就是说,王朴早就算出柴荣仅有五年六个月的寿命,但不忍道出真相,所以用五六相乘之数,谎称还有三十年寿命。这种说法神化了王朴的同时,也确立了天意不可违的神圣性,不管是柴荣之死还是宋周嬗变,都是天意运转的结果,人间无法干预,更无法更易。
世宗末年,大举以取幽州,契丹闻其亲征,君臣恐惧,沿边城垒皆望风而下,凡蕃部之在幽州者,亦连宵遁去。车驾至瓦桥关,探逻是实,甚喜,以为大勋必集,登高阜,因以观六师。顷之,有父老百余辈持牛酒以献,世宗问曰:“此地何名?”对曰:“历世相传, 谓之病龙台。”默然,遽上马驰去。是夜,圣体不豫,翌日病亟,有诏回戈,未到关而晏驾。
这意思更明显了,以“病龙台”的地名昭示真龙天子柴荣的病乃是天数。
先是,世宗之在民间也,常梦神人以大伞见遗,色如郁金,加道经一卷,其后遂有天下。及瓦桥不豫之际,复梦向之神人来索伞与经,梦中还之而惊起,谓近侍曰:“吾梦不祥,岂非天命将去耶!”遂召大臣,戒以后事。
用一个非常具象化的梦境来说明柴荣得天下与失天下的天命因素,老百姓最相信这种说辞了。

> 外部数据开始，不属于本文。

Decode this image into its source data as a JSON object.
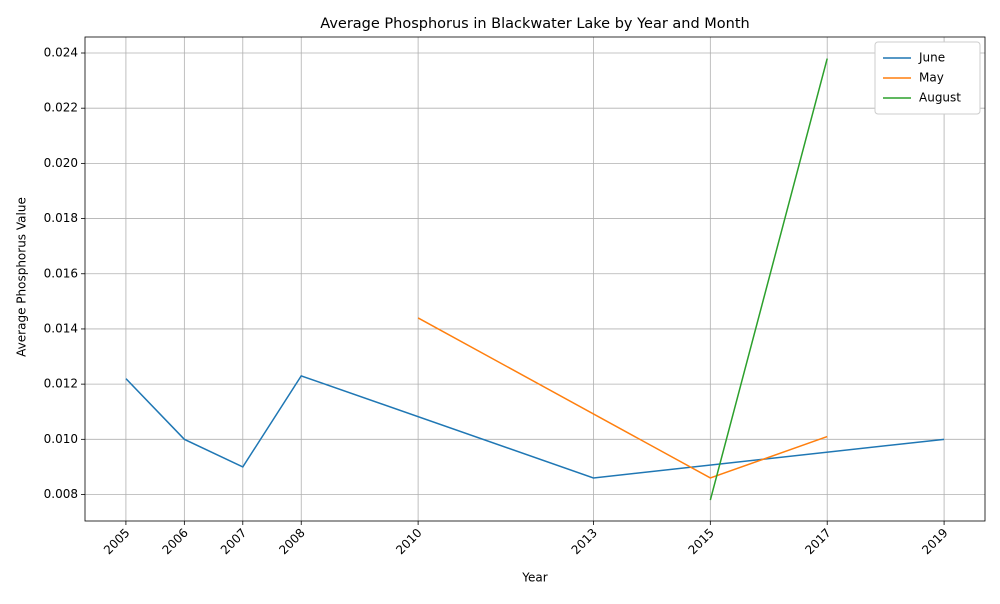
{
  "chart_data": {
    "type": "line",
    "title": "Average Phosphorus in Blackwater Lake by Year and Month",
    "x_label": "Year",
    "y_label": "Average Phosphorus Value",
    "series": [
      {
        "name": "June",
        "color": "#1f77b4",
        "x": [
          2005,
          2006,
          2007,
          2008,
          2013,
          2019
        ],
        "values": [
          0.0122,
          0.01,
          0.009,
          0.0123,
          0.0086,
          0.01
        ]
      },
      {
        "name": "May",
        "color": "#ff7f0e",
        "x": [
          2010,
          2015,
          2017
        ],
        "values": [
          0.0144,
          0.0086,
          0.0101
        ]
      },
      {
        "name": "August",
        "color": "#2ca02c",
        "x": [
          2015,
          2017
        ],
        "values": [
          0.0078,
          0.0238
        ]
      }
    ],
    "xlim": [
      2004.3,
      2019.7
    ],
    "xticks": [
      2005,
      2006,
      2007,
      2008,
      2010,
      2013,
      2015,
      2017,
      2019
    ],
    "ylim": [
      0.00704,
      0.02458
    ],
    "yticks": [
      0.008,
      {
        "value": 0.01,
        "label": "0.010"
      },
      0.012,
      0.014,
      0.016,
      0.018,
      {
        "value": 0.02,
        "label": "0.020"
      },
      0.022,
      0.024
    ],
    "grid": true,
    "legend": "upper right"
  }
}
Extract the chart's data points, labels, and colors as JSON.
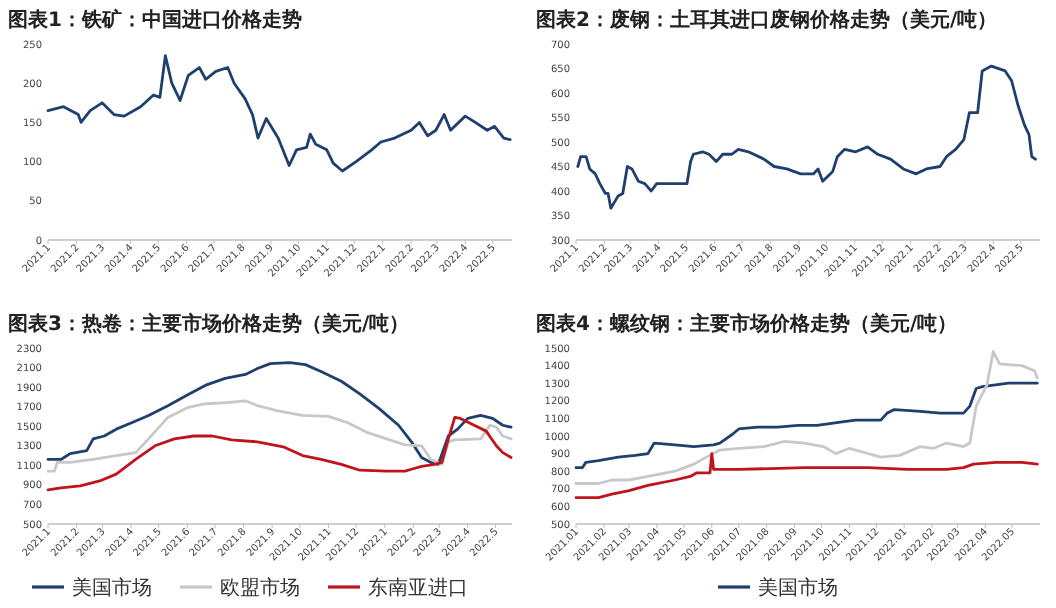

初,幽州闻车驾将至,父老或有窃议曰:“此不足忧。且天子姓柴,幽州为燕,燕者亦烟火之谓也,此柴入火不利之兆,安得成功?”卒如其言。
到这里,图穷匕首见,官方修史者的意图昭然若揭,连谐音梗都整出来了。“柴入火不利之兆”,何止是为了证明柴荣无法收复幽燕,更是为了论证“火德”的宋朝取代“木德”的后周实属天命使然。
《旧五代史》是薛居正于北宋初年奉旨监修的前代史书,编修成员包括卢多逊、扈蒙、张澹、李穆、李昉等人。其主导思想是强调天命与人谋共同决定政权的兴亡,并通过修史鼓吹北宋皇权源于神授,宣扬宋、周政权嬗变的合理性。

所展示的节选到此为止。